Survey software was built for product and research teams. The job it was designed for is the market snapshot: an anonymous respondent, a one-off survey, an aggregate summary. SurveyMonkey is the incumbent version of that, and it is good at it — quick to build, widely used, a nonprofit discount on every paid plan.
A nonprofit’s work is the opposite shape. The same participants respond across intake, mid-program, exit, and an 18-month follow-up. The richest data is the story they wrote in their own words, not the multiple-choice. The output is not a summary of who answered what — it is evidence, for a board and a funder, of what changed and for whom. A survey gives you responses. It does not give you a relationship, and each round is a fresh export with no link to the one before.

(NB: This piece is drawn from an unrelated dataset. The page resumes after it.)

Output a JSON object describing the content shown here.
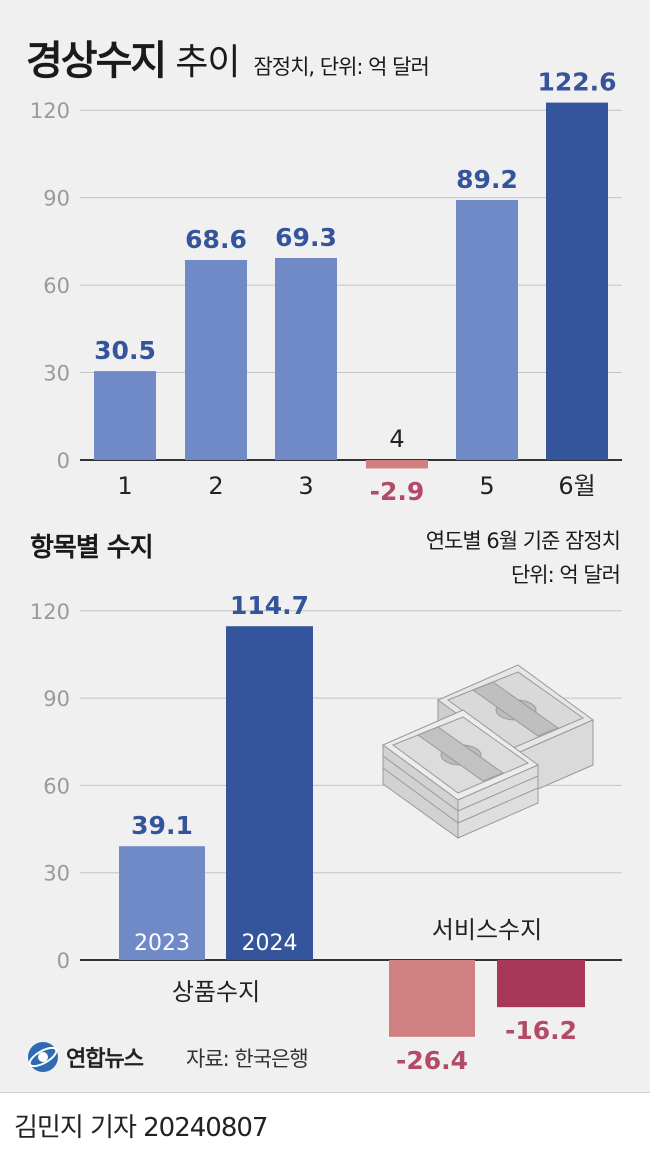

That gap is not a missing feature. It is the architecture. A survey tool organizes data around the survey; a nonprofit needs it organized around the participant. A nonprofit discount lowers the price of a tool built for someone else’s job. It does not move the data model. The six things on the next section are what change when the tool is actually built for the work — and they are things a product-team survey platform was never designed to give you.
The honest version
This page does not argue SurveyMonkey is a bad tool. For a fast, simple, one-off survey it is a fine, affordable choice. It argues that a discount is not a redesign — and a nonprofit measuring outcomes over time needs the redesign.